Of course, it was not news to me that the face of democracy the United States turns toward the world has egg on it. In the case of Iran, the CIA sponsored a coup d’etat that removed Iran’s democratically elected government in 1953 to allow the return of the Pahlavi family to dynastic rule in the country.

Around the same time, and after years of either surreptitiously or openly controlling the governments of Caribbean nations, the United States removed an elected government in Guatemala.

In the mid-1950s the U.S. government led Hungarians to believe that it would support their efforts to break free of Soviet occupation, and then didn’t.

Twenty years later, the United States helped bring Gen. Augusto Pinochet to power in Chile to replace a popularly elected, but socialist, president Salvador Allende.

In the 1970s and 1980s the United States first made and then brought down Manuel Noriega in Panama. (I arrived at the consulate in Leningrad one day in December 1989 to find the Marine guards dressed in camouflage. They were on alert because U.S. forces had invaded Panama.)

Not to mention supporting Saddam Hussein when it was convenient and denouncing his human rights record and invading Iraq when it was not.

The list is too long to include all U.S. actions based on realpolitik rather than democratic ideals

How do we make sense of the government programs to promote democracy abroad, both the peaceful and the military, when the United States has such a checkered history of supporting local self-determination, including democratically elected, democratically inclined leadership, around the world?

How do U.S. political leaders decide when it’s more expedient to have a friendly dictator in place and when it would really be better to support democratic processes? Am I some kind of naïve dupe to volunteer my efforts in Armenia (or anywhere else)?

I fielded a lot of questions from Armenians who couldn’t believe that people would do anything if they didn’t personally benefit. For the sake of full disclosure, I received a grant of $1200 from my employer to help pay for airfare to Armenia via Paris (about $1600) and my friend Ellie put me up for three weeks at her home. YCAP gave me lunch, transportation and the services of an interpreter. I went in the hole to talk to young people in Armenia about the ideal role of the media in democracy and to suggest how they could participate in mass communication in a democratic way.

I understand why they wondered what my motives were for doing this. Armenia receives a disproportionate share of the U.S. foreign assistance budget. The Armenian community in the United States is large and influential, but if Armenia were located farther from Iran, Iraq and the Middle Eastern oil fields in general, I imagine it wouldn’t seem so important to build a big embassy in Yerevan or make such an effort to cultivate this small, land-locked, oil-less country. Armenians correctly suspect that U.S. assistance comes with expectations attached.

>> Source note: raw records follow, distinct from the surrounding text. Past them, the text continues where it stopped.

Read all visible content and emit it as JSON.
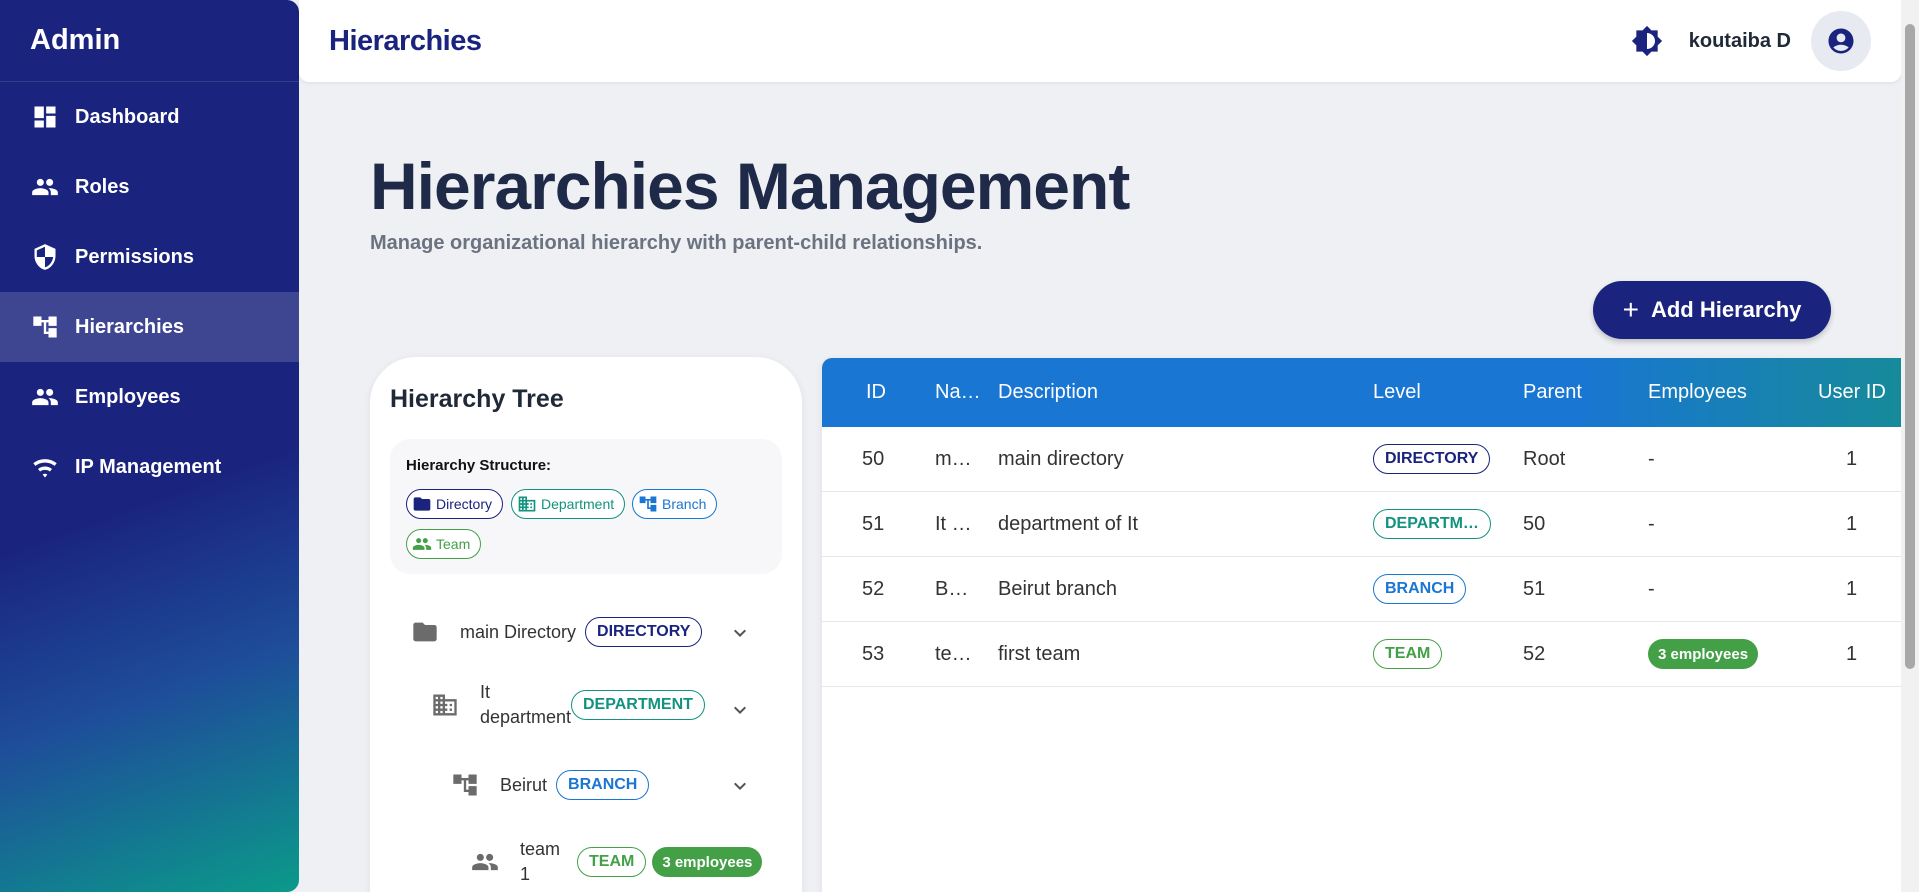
{
  "sidebar": {
    "brand": "Admin",
    "items": [
      {
        "label": "Dashboard",
        "icon": "dashboard-icon"
      },
      {
        "label": "Roles",
        "icon": "people-icon"
      },
      {
        "label": "Permissions",
        "icon": "shield-icon"
      },
      {
        "label": "Hierarchies",
        "icon": "hierarchy-icon",
        "active": true
      },
      {
        "label": "Employees",
        "icon": "people-icon"
      },
      {
        "label": "IP Management",
        "icon": "network-icon"
      }
    ]
  },
  "topbar": {
    "title": "Hierarchies",
    "username": "koutaiba D",
    "theme_icon": "brightness-icon",
    "avatar_icon": "account-circle-icon"
  },
  "page": {
    "heading": "Hierarchies Management",
    "subtitle": "Manage organizational hierarchy with parent-child relationships.",
    "add_button": "Add Hierarchy",
    "add_icon": "+"
  },
  "tree": {
    "title": "Hierarchy Tree",
    "structure_label": "Hierarchy Structure:",
    "legend": [
      "Directory",
      "Department",
      "Branch",
      "Team"
    ],
    "nodes": [
      {
        "label": "main Directory",
        "badge": "DIRECTORY",
        "icon": "folder-icon"
      },
      {
        "label": "It department",
        "badge": "DEPARTMENT",
        "icon": "building-icon"
      },
      {
        "label": "Beirut",
        "badge": "BRANCH",
        "icon": "hierarchy-icon"
      },
      {
        "label": "team 1",
        "badge": "TEAM",
        "icon": "people-icon",
        "employees": "3 employees"
      }
    ]
  },
  "table": {
    "headers": [
      "ID",
      "Na…",
      "Description",
      "Level",
      "Parent",
      "Employees",
      "User ID"
    ],
    "rows": [
      {
        "id": "50",
        "name": "m…",
        "description": "main directory",
        "level": "DIRECTORY",
        "parent": "Root",
        "employees": "-",
        "user_id": "1"
      },
      {
        "id": "51",
        "name": "It …",
        "description": "department of It",
        "level": "DEPARTM…",
        "parent": "50",
        "employees": "-",
        "user_id": "1"
      },
      {
        "id": "52",
        "name": "B…",
        "description": "Beirut branch",
        "level": "BRANCH",
        "parent": "51",
        "employees": "-",
        "user_id": "1"
      },
      {
        "id": "53",
        "name": "te…",
        "description": "first team",
        "level": "TEAM",
        "parent": "52",
        "employees": "3 employees",
        "user_id": "1"
      }
    ]
  },
  "colors": {
    "primary": "#1a237e",
    "table_header": "#1976d2",
    "department": "#12937f",
    "branch": "#1976d2",
    "team": "#43a047"
  }
}
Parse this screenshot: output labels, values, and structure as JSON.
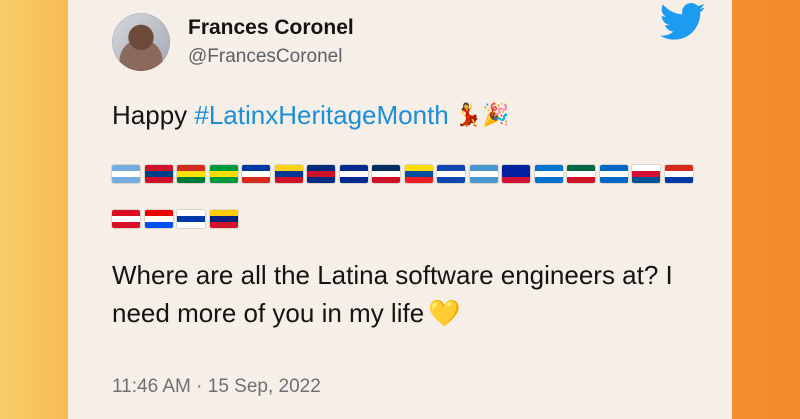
{
  "author": {
    "name": "Frances Coronel",
    "handle": "@FrancesCoronel"
  },
  "tweet": {
    "prefix": "Happy ",
    "hashtag": "#LatinxHeritageMonth",
    "emoji_after_hashtag": "💃🎉",
    "flags_row1": [
      {
        "country": "Argentina",
        "colors": [
          "#74acdf",
          "#ffffff",
          "#74acdf"
        ]
      },
      {
        "country": "Belize",
        "colors": [
          "#ce1126",
          "#003f87",
          "#ce1126"
        ]
      },
      {
        "country": "Bolivia",
        "colors": [
          "#d52b1e",
          "#f9e300",
          "#007934"
        ]
      },
      {
        "country": "Brazil",
        "colors": [
          "#009c3b",
          "#ffdf00",
          "#009c3b"
        ]
      },
      {
        "country": "Chile",
        "colors": [
          "#0039a6",
          "#ffffff",
          "#d52b1e"
        ]
      },
      {
        "country": "Colombia",
        "colors": [
          "#fcd116",
          "#003893",
          "#ce1126"
        ]
      },
      {
        "country": "Costa Rica",
        "colors": [
          "#002b7f",
          "#ce1126",
          "#002b7f"
        ]
      },
      {
        "country": "Cuba",
        "colors": [
          "#002a8f",
          "#ffffff",
          "#002a8f"
        ]
      },
      {
        "country": "Dominican Republic",
        "colors": [
          "#002d62",
          "#ffffff",
          "#ce1126"
        ]
      },
      {
        "country": "Ecuador",
        "colors": [
          "#ffdd00",
          "#034ea2",
          "#ed1c24"
        ]
      },
      {
        "country": "El Salvador",
        "colors": [
          "#0f47af",
          "#ffffff",
          "#0f47af"
        ]
      },
      {
        "country": "Guatemala",
        "colors": [
          "#4997d0",
          "#ffffff",
          "#4997d0"
        ]
      },
      {
        "country": "Haiti",
        "colors": [
          "#00209f",
          "#00209f",
          "#d21034"
        ]
      },
      {
        "country": "Honduras",
        "colors": [
          "#0073cf",
          "#ffffff",
          "#0073cf"
        ]
      },
      {
        "country": "Mexico",
        "colors": [
          "#006847",
          "#ffffff",
          "#ce1126"
        ]
      },
      {
        "country": "Nicaragua",
        "colors": [
          "#0067c6",
          "#ffffff",
          "#0067c6"
        ]
      },
      {
        "country": "Panama",
        "colors": [
          "#ffffff",
          "#d21034",
          "#005293"
        ]
      },
      {
        "country": "Paraguay",
        "colors": [
          "#d52b1e",
          "#ffffff",
          "#0038a8"
        ]
      }
    ],
    "flags_row2": [
      {
        "country": "Peru",
        "colors": [
          "#d91023",
          "#ffffff",
          "#d91023"
        ]
      },
      {
        "country": "Puerto Rico",
        "colors": [
          "#ed0000",
          "#ffffff",
          "#0050f0"
        ]
      },
      {
        "country": "Uruguay",
        "colors": [
          "#ffffff",
          "#0038a8",
          "#ffffff"
        ]
      },
      {
        "country": "Venezuela",
        "colors": [
          "#ffcc00",
          "#00247d",
          "#cf142b"
        ]
      }
    ],
    "body": "Where are all the Latina software engineers at? I need more of you in my life",
    "heart": "💛"
  },
  "timestamp": "11:46 AM · 15 Sep, 2022",
  "colors": {
    "hashtag": "#1d8fd6",
    "twitter_blue": "#1d9bf0",
    "card_bg": "#f6efe8"
  }
}
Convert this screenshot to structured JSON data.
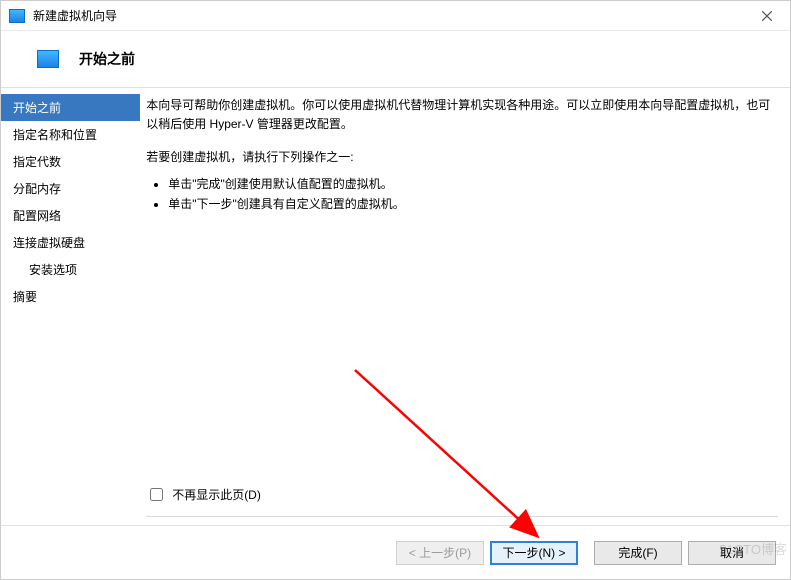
{
  "window": {
    "title": "新建虚拟机向导",
    "close_tooltip": "关闭"
  },
  "header": {
    "heading": "开始之前"
  },
  "sidebar": {
    "steps": [
      {
        "label": "开始之前",
        "selected": true
      },
      {
        "label": "指定名称和位置"
      },
      {
        "label": "指定代数"
      },
      {
        "label": "分配内存"
      },
      {
        "label": "配置网络"
      },
      {
        "label": "连接虚拟硬盘"
      },
      {
        "label": "安装选项",
        "sub": true
      },
      {
        "label": "摘要"
      }
    ]
  },
  "content": {
    "intro": "本向导可帮助你创建虚拟机。你可以使用虚拟机代替物理计算机实现各种用途。可以立即使用本向导配置虚拟机，也可以稍后使用 Hyper-V 管理器更改配置。",
    "instr": "若要创建虚拟机，请执行下列操作之一:",
    "bullets": [
      "单击\"完成\"创建使用默认值配置的虚拟机。",
      "单击\"下一步\"创建具有自定义配置的虚拟机。"
    ],
    "dont_show_label": "不再显示此页(D)"
  },
  "footer": {
    "prev": "< 上一步(P)",
    "next": "下一步(N) >",
    "finish": "完成(F)",
    "cancel": "取消"
  },
  "watermark": "51CTO博客"
}
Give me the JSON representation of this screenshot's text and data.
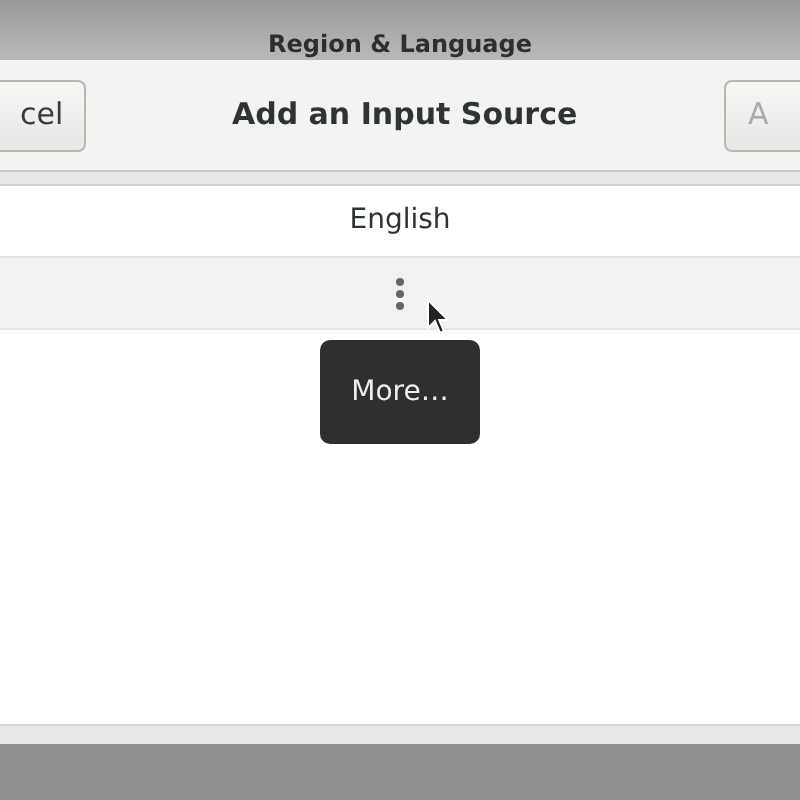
{
  "background_window": {
    "title": "Region & Language"
  },
  "dialog": {
    "title": "Add an Input Source",
    "buttons": [
      {
        "kind": "cancel",
        "label": "cel"
      },
      {
        "kind": "add",
        "label": "A"
      }
    ],
    "rows": [
      {
        "kind": "text",
        "label": "English",
        "hovered": false
      },
      {
        "kind": "more",
        "hovered": true
      }
    ],
    "tooltip": {
      "text": "More…"
    }
  }
}
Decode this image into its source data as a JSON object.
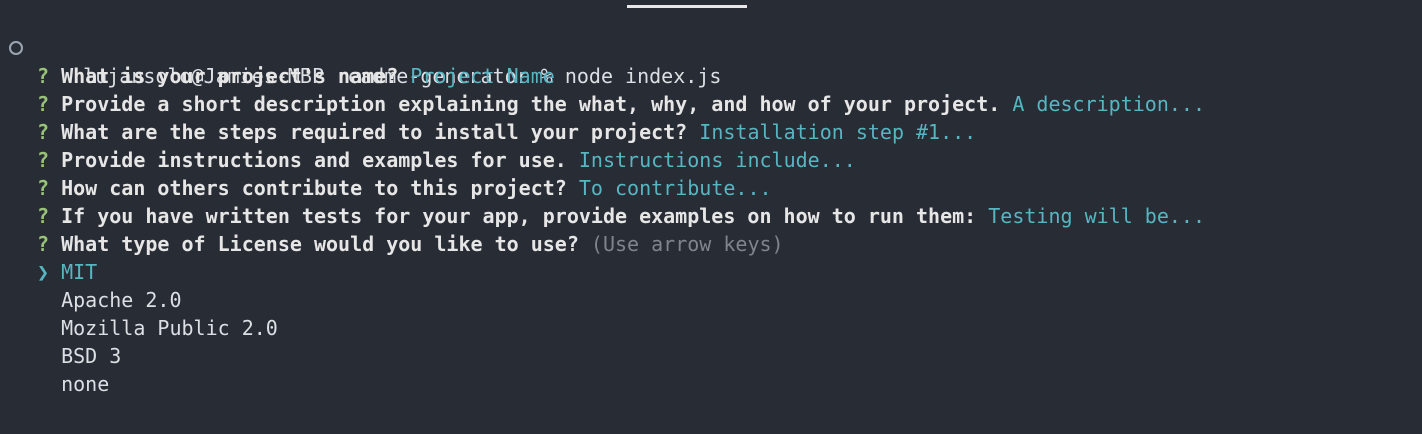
{
  "terminal": {
    "prompt": {
      "user_host": "lujansolo@Jamies-MBP",
      "directory": "readme-generator",
      "symbol": "%",
      "command": "node index.js"
    },
    "qmark": "?",
    "questions": [
      {
        "text": "What is your project's name?",
        "answer": "Project Name"
      },
      {
        "text": "Provide a short description explaining the what, why, and how of your project.",
        "answer": "A description..."
      },
      {
        "text": "What are the steps required to install your project?",
        "answer": "Installation step #1..."
      },
      {
        "text": "Provide instructions and examples for use.",
        "answer": "Instructions include..."
      },
      {
        "text": "How can others contribute to this project?",
        "answer": "To contribute..."
      },
      {
        "text": "If you have written tests for your app, provide examples on how to run them:",
        "answer": "Testing will be..."
      }
    ],
    "license_question": {
      "text": "What type of License would you like to use?",
      "hint": "(Use arrow keys)"
    },
    "pointer": "❯",
    "license_options": [
      "MIT",
      "Apache 2.0",
      "Mozilla Public 2.0",
      "BSD 3",
      "none"
    ],
    "selected_index": 0
  },
  "colors": {
    "background": "#282c34",
    "qmark": "#98c379",
    "answer": "#56b6c2",
    "hint": "#7f848e"
  }
}
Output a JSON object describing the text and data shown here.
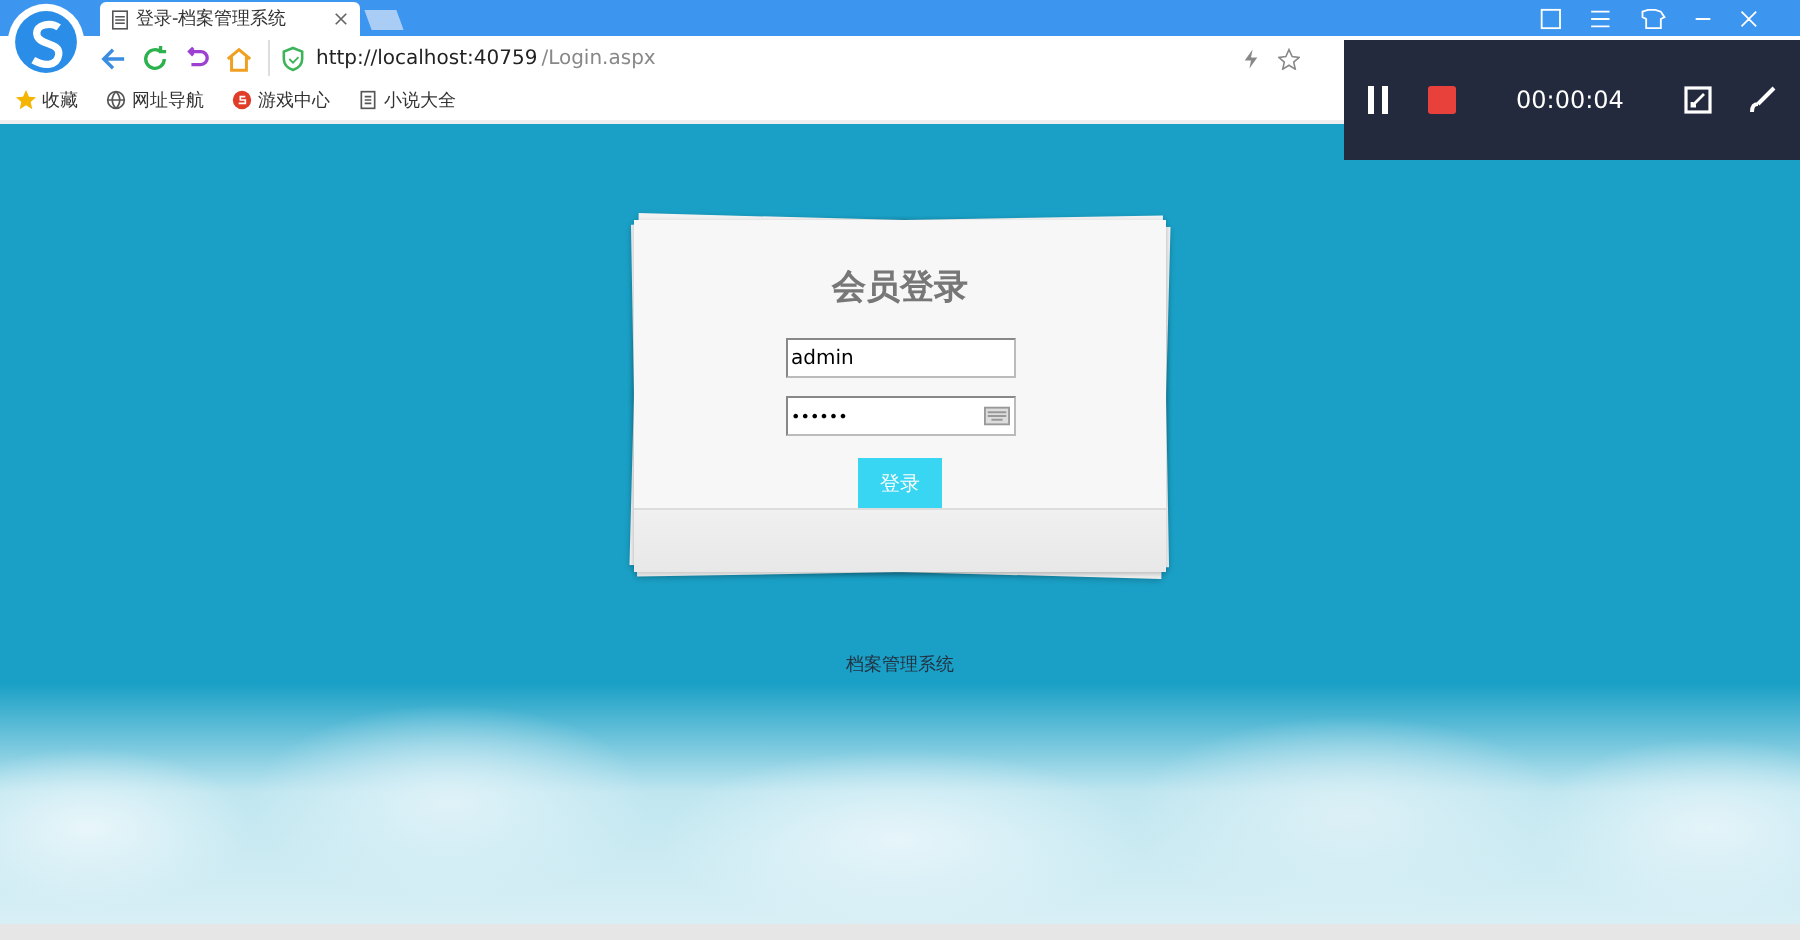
{
  "browser": {
    "tab_title": "登录-档案管理系统",
    "url_host": "http://localhost:40759",
    "url_path": "/Login.aspx",
    "bookmarks": [
      {
        "label": "收藏",
        "kind": "star"
      },
      {
        "label": "网址导航",
        "kind": "globe"
      },
      {
        "label": "游戏中心",
        "kind": "game"
      },
      {
        "label": "小说大全",
        "kind": "doc"
      }
    ]
  },
  "recorder": {
    "time": "00:00:04"
  },
  "login": {
    "title": "会员登录",
    "username": "admin",
    "password": "••••••",
    "button": "登录"
  },
  "footer": "档案管理系统"
}
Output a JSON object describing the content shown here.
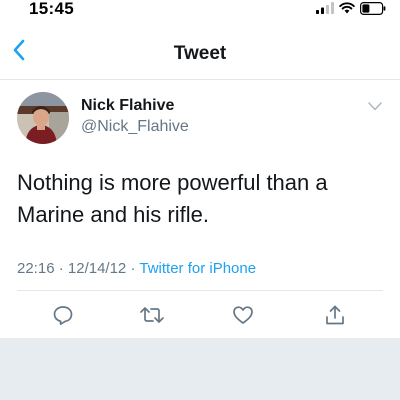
{
  "status_bar": {
    "time": "15:45",
    "icons": [
      "cellular-signal-icon",
      "wifi-icon",
      "battery-icon"
    ]
  },
  "nav": {
    "back_icon": "chevron-left-icon",
    "title": "Tweet"
  },
  "tweet": {
    "author_name": "Nick Flahive",
    "author_handle": "@Nick_Flahive",
    "text": "Nothing is more powerful than a Marine and his rifle.",
    "time": "22:16",
    "separator": "·",
    "date": "12/14/12",
    "source": "Twitter for iPhone"
  },
  "actions": [
    "reply-icon",
    "retweet-icon",
    "like-icon",
    "share-icon"
  ],
  "colors": {
    "accent": "#1da1f2",
    "text_primary": "#14171a",
    "text_secondary": "#657786",
    "divider": "#e1e8ed",
    "background_gray": "#e6ecf0"
  }
}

In this world of realpolitik, however, a lot of people maintain their ideals and believe that the world will simply be a better place if Armenians (and the rest of us) can build healthy, participative democratic governments. I am the face of democracy. Ellie is the face of democracy. Perhaps you are the face of democracy too.

Those of us who continue to cultivate democracy, however we do that, can’t always rely on the official institutions of the United States to support us or be our mouthpiece, but we have to keep at it. Ultimately, it is up to us individually to conduct civic education by our own example. It is up to us to remember that without attentive citizens, there is no democracy.

It is up to us to learn about and remember Mossadegh and to be willing to stand up for democratic movements and constitutions around the world, including here at home. Especially here at home. We need to be brave like Iranian bloggers. And we need to make decisions about when to speak and when our interests may actually be served by silence. (More on this last topic is to come in later posts.)